Lionel Trilling dealt with this subject in a series of essays called “Sincerity and Authenticity.” But what do these terms really connote? Are the Cordelias of the world better than the Gonerils, or are they merely seeking another kind of gain, i.e., martyrdom and moral superiority? One way to get ahead in the world might be to ask for things, another might be to propose self-deprivation. Though Augustine repudiated earthly desires, he made it (by the worldly standard of fame). Gandhi had a good run of success, as did philosophical kindred like Martin Luther King and Nelson Mandela, who used passive resistance to achieve their aims. Is the man of peace better than the warrior? Is Mother Theresa saintly in comparison to Clausewitz, who argued that war was merely “the continuation of politics”? We are all imperialists, both on ontogenic and phylogenic levels. We all want to control and dominate, whether it’s a person, a class, or a society of people.
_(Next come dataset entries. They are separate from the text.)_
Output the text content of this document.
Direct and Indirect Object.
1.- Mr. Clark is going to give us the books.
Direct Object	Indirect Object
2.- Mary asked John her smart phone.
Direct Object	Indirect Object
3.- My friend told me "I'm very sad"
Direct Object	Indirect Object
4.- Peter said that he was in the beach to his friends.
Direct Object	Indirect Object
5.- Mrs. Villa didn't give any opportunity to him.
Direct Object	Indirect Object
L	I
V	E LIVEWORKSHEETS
Was Henry Kissinger’s realpolitik fundamentally more evil than the politics of conciliation that might be advocated by organizations of doves?
   
So is it all a matter of presentation, The Presentation of the Self in Every Day Life that Erving  Goffman described in his famed sociological tome. Is it all public relations? Is personality a series of conscious and unconscious decisions with a pubic face, but no moral scorecard?
   
Now you are speeding down the same highway and Freyda Payne’s disco classic Band of Gold comes on the oldies station.